La faute inexcusable de l’employeur est une notion centrale en droit du travail, particulièrement en matière de prévention des risques professionnels et de responsabilité en cas d’accident ou de maladie professionnelle.
En vertu du contrat de travail le liant à son salarié, l’employeur est tenu envers ce dernier d’une obligation de sécurité, notamment en cas d’accident du travail ou de maladie professionnelle. Il a, en particulier, l’obligation de veiller à l’adaptation des mesures de sécurité pour tenir compte des circonstances et tendre à l’amélioration des situations existantes. Il doit éviter les risques et évaluer ceux qui ne peuvent pas l’être, combattre les risques à la source, adapter le travail à l’homme, en particulier en ce qui concerne la conception des postes de travail ainsi que le choix des équipements de travail et des méthodes de travail, planifier la prévention en y intégrant, dans un ensemble cohérent, la technique, l’organisation du travail, les conditions du travail, les relations sociales et l’influence des facteurs ambiants. Les articles R.4121-1 et R.4121-2 du code du travail lui font obligation de transcrire et de mettre à jour au moins chaque année, dans un document unique les résultats de l’évaluation des risques pour la santé et la sécurité des travailleurs.

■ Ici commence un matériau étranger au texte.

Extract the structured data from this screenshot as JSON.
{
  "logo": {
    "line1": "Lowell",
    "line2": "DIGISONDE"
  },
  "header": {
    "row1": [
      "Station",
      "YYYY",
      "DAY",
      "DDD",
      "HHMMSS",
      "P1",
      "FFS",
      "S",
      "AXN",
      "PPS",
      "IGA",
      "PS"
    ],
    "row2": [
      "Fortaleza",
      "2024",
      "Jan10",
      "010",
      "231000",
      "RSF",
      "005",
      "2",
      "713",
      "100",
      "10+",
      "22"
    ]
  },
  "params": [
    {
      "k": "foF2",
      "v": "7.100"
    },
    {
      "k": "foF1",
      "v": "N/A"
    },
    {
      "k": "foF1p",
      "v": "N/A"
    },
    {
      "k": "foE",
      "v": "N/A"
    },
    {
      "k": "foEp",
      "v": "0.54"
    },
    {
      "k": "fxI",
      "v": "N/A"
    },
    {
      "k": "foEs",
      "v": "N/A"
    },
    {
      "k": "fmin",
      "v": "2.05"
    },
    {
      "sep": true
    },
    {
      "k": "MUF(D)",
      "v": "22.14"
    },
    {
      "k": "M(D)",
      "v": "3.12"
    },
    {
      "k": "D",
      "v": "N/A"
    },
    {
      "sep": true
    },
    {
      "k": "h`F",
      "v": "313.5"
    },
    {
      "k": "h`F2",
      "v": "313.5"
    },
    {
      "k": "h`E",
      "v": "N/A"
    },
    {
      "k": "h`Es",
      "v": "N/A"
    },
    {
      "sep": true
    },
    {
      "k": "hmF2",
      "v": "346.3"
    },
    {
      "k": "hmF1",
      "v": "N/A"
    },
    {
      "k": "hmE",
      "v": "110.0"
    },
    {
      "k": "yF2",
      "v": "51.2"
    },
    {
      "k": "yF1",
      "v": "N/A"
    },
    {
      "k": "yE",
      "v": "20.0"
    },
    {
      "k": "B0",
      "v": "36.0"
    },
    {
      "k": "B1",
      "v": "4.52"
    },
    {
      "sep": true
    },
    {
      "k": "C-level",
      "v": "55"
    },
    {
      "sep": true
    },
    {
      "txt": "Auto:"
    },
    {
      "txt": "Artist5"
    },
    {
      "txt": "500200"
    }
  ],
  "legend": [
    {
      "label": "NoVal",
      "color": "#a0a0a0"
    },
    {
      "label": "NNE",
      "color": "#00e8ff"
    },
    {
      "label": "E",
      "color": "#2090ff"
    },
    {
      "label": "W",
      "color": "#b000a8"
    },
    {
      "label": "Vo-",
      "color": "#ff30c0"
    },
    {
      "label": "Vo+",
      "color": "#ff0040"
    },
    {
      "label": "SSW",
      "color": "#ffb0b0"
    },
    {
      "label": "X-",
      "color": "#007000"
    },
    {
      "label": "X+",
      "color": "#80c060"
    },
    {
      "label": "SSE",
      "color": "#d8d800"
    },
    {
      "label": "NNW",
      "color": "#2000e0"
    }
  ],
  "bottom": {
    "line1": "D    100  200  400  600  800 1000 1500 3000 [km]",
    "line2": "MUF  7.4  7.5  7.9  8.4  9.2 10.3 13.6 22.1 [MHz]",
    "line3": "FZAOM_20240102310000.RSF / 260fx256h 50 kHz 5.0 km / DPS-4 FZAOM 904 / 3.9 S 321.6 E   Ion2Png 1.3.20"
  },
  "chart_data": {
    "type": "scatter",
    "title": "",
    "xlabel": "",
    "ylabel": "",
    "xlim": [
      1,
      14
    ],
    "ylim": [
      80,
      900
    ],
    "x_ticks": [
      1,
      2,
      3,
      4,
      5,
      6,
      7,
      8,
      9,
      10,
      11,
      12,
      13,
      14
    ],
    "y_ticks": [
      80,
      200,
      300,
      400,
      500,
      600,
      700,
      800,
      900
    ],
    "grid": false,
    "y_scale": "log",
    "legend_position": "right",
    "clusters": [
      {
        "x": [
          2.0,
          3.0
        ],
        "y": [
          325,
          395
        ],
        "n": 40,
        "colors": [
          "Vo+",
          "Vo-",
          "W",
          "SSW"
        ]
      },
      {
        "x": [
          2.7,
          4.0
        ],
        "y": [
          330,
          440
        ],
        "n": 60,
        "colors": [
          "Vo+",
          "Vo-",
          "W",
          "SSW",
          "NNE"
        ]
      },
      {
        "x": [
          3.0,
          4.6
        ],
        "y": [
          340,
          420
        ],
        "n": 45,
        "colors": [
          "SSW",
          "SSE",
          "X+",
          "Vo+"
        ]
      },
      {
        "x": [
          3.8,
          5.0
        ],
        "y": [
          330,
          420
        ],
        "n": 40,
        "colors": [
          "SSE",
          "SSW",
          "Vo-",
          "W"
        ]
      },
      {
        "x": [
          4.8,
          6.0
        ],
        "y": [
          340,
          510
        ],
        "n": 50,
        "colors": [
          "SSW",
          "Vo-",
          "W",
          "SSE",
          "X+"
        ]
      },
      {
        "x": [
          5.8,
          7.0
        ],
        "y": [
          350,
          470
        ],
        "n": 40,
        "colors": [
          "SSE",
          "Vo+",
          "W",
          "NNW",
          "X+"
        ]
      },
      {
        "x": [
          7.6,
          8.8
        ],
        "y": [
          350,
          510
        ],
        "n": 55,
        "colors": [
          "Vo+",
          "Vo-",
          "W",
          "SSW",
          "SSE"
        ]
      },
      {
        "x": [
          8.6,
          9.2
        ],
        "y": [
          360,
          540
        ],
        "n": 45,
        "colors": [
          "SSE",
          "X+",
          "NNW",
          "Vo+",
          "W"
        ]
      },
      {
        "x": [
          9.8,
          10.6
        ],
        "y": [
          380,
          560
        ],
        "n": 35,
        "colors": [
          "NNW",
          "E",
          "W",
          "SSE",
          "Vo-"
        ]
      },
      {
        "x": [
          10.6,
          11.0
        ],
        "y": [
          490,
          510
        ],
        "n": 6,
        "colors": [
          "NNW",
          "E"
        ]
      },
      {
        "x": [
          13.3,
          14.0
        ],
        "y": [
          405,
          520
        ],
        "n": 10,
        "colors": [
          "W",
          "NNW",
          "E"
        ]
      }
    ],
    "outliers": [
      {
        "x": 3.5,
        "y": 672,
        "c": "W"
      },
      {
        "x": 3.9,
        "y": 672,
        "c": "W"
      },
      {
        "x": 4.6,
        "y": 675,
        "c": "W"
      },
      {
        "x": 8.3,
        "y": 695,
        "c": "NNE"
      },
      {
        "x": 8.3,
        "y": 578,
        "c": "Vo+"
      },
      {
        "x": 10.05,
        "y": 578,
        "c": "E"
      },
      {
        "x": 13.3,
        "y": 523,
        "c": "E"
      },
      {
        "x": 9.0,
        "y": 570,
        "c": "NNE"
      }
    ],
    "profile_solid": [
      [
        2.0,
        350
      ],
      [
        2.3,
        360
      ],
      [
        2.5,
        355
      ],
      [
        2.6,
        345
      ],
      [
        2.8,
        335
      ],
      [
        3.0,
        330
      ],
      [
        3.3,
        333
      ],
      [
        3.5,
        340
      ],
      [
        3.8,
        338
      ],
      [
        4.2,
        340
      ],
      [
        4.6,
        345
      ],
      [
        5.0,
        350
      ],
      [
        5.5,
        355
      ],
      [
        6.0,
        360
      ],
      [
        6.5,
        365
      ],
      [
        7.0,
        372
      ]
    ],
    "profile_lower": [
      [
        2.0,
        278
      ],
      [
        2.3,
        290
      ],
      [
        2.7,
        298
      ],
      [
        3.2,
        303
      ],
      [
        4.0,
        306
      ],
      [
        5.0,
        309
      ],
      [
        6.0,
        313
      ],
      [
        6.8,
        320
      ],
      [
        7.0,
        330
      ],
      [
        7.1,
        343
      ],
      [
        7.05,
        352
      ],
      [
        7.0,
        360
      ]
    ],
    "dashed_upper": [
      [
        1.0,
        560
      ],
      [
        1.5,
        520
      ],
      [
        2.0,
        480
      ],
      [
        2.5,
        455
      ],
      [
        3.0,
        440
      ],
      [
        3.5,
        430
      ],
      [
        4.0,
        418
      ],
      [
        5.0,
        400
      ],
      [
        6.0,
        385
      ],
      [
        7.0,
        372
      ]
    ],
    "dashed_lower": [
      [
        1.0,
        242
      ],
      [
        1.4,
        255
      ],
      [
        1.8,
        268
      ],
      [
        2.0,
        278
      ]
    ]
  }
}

Le manquement à cette obligation de sécurité a le caractère d’une faute inexcusable, au sens de l’article L.452-1 du code de la sécurité sociale, lorsque l’employeur avait ou aurait dû avoir conscience du danger auquel était exposé le salarié, et qu’il n’a pas pris les mesures nécessaires pour l’en préserver. Il est indifférent que la faute inexcusable commise par l’employeur ait été l’origine déterminante de la maladie contractée par le salarié, mais il suffit qu’elle en soit une cause nécessaire pour que la responsabilité de l’employeur soit engagée, alors même que d’autres fautes y compris la faute d’imprudence de la victime, auraient concouru au dommage.
Il incombe au salarié de prouver que son employeur, qui devait avoir conscience du danger auquel il était exposé, n’a pas pris les mesures nécessaires pour l’en préserver. Étant rappelé́ que la simple exposition au risque ne suffit pas à caractériser la faute inexcusable de l’employeur ; aucune faute ne peut être établie lorsque l’employeur a pris toutes les mesures en son pouvoir pour éviter l’apparition de la lésion compte tenu de la conscience du danger qu’il pouvait avoir.
Pour que la faute inexcusable soit caractérisée, il convient donc de :
– rapporter la preuve d’une connaissance par l’employeur du danger,
– démontrer l’absence de mesures prises par l’employeur
Dans un arrêt du 22 mars 2024, la cour d’appel de PARIS a confirmé l’existence d’une faute inexcusable de l’employeur, concernant la situation d’un salarié qui avait tenté de mettre fin à ses jours sur son lieu de travail en sautant par la fenêtre.
– Sur la connaissance du danger par l’employeur : L’employeur avait été alerté des difficultés du salarié et de sa situation de mal-être qui avait mis en jeu sa sécurité physique. Il a notamment pu être relevé que : « Il convient toutefois de relever qu’il consigne des faits antérieurs à l’accident, relatés par plusieurs salariés de l’entreprise, qui confirment que l’employeur était nécessairement au courant de la situation difficile du salarié et des réactions inquiétantes qu’il pouvait avoir lorsqu’il était en difficulté, notamment face au chef cuisinier et confronté à ses collègues »
– Sur l’absence de mesures prises par l’employeur : le fait que la mauvaise ambiance de travail soit connue de l’employeur depuis plusieurs années sans qu’aucune mesure ne soit prise permet de caractériser la faute inexcusable de l’employeur concernant le salarié qui a tenté de se suicider à la suite d’une altercation sur son lieu de travail. Même si l’employeur tente d’agir, il faut que les mesures prises soient efficientes.
Concernant l’indemnisation de la victime, en application de l’article L. 452-3 code de la sécurité sociale tel qu’interprété par le Conseil constitutionnel (décision du 18 juin 2010 n° QPC 2010-8), peuvent également être indemnisés les postes de préjudice non couverts par le livre IV du code de la sécurité sociale. La rente versée au titre de l’IPP fixée dans le cadre d’un accident du travail n’indemnise pas le déficit fonctionnel permanent qui doit donc faire l’objet d’une indemnisation spécifique.
Le déficit fonctionnel permanent n’est pas assimilable aux seules souffrances physiques et morales subies après la consolidation de l’état de santé de la victime.